Diller + Scofidio

Architects

Since 1979, Elisabeth Diller and Richard Scofidio have been exploring the interferences between architecture, which they consider as an event, and other cultural systems (film, fashion, philosophy, theater, the visual arts and the media). A “hypertextual” quality often emanates from their creations, resulting as much from the integration of household objects as from the important place they give to new technologies. The many multimedia installations they have presented around the world attest to this, such as Para-Site in 1989 at the Museum of Modern Art in New York, or Exit, produced in collaboration with Paul Virilio for the Fondation Cartier in 2009 in Paris. Based on the heterogeneity of our spatial culture, their approach engages the viewer on a physical and a sensorial level in order to question the reality of architectural traditional values, i.e., they adhere to a redefinition of space and time, notably through the multiplication of the possible levels on which they can be read (Slow House, 1991) and of degrees of perception. For the Swiss event Expo.02 in 2002, they created “a cloud” (Blur Building, Yverdon-Les Bains), a computerized system for pumping water from Neuchâtel Lake, which was then noisily vaporized into the atmosphere thanks to 35,000 sprinklers. This evanescent and indefinite “blur building” destabilized the visual and auditory references of the visitor: “There was nothing to show, other than our dependence on sight” (Elisabeth Diller).
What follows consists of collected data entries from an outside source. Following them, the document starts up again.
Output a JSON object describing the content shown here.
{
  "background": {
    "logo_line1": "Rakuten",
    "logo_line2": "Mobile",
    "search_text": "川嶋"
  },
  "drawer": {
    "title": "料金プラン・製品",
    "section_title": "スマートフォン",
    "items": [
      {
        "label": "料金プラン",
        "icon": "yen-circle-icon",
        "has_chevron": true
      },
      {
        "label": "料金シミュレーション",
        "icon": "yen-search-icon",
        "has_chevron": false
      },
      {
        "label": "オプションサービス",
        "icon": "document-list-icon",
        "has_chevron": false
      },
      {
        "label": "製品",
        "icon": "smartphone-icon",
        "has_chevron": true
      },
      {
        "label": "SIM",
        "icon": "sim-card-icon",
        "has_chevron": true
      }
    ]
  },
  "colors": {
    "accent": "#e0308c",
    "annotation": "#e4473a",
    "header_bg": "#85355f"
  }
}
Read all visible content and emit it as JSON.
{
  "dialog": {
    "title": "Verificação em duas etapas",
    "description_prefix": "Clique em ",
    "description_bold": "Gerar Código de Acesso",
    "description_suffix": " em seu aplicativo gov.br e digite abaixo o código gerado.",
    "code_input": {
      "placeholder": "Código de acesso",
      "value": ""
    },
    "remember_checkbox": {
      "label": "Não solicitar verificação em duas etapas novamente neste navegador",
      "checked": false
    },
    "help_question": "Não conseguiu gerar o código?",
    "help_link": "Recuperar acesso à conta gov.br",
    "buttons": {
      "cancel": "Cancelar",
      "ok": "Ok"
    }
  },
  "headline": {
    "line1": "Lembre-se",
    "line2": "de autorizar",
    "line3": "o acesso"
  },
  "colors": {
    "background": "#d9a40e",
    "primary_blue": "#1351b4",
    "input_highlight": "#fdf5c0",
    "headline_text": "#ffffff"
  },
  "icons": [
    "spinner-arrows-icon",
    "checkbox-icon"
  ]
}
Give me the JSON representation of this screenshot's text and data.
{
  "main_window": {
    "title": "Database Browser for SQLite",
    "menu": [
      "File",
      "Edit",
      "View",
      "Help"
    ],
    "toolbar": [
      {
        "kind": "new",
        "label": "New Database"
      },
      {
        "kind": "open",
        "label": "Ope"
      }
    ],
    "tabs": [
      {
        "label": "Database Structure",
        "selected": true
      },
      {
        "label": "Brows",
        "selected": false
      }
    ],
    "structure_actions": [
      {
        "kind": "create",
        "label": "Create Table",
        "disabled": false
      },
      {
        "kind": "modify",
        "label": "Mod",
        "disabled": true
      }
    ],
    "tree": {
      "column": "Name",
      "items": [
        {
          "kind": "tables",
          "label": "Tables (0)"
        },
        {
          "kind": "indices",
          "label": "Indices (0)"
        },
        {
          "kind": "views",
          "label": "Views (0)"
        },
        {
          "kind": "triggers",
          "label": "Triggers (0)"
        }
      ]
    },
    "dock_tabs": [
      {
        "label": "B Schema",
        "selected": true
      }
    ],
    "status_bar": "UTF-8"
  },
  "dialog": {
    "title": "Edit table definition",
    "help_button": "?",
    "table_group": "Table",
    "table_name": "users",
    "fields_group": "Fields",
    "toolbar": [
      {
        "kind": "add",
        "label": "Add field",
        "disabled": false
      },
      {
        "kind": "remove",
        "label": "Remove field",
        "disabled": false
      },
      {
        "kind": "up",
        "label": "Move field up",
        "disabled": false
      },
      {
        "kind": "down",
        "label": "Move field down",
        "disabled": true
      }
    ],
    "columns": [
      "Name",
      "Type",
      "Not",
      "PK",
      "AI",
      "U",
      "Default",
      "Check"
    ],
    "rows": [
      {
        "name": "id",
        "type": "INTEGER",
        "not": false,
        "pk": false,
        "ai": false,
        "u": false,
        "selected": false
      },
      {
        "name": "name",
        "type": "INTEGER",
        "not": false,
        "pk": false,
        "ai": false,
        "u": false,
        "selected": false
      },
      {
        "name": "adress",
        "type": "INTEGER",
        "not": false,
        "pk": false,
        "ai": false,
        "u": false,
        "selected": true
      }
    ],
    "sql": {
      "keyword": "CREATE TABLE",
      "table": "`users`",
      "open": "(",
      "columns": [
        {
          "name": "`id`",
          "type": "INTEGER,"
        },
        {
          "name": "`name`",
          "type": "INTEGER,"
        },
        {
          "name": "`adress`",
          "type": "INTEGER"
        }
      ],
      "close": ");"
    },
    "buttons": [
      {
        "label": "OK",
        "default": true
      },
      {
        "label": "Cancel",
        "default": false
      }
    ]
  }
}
Elisabeth Diller (1954, Poland) studied at the Cooper Union School of Architecture and teaches at Princeton University. Riccardo Scofidio (1935, New York) studied architecture at Columbia University, and at the Cooper Union School of Architecture, where he was later named professor emeritus. In 1979, they founded their own firm, Diller+Scofidio and were later joined in 1997 by Charles Renfro (1964, Texas), who became co-director in 2004 of Diller Scofidio+Renfro. The firm has received many prizes, including the MacArthur Prize in 1999. In 2009, they won the competition for the High Line, a project involving the conversion of a former railway line crossing Manhattan into a public park.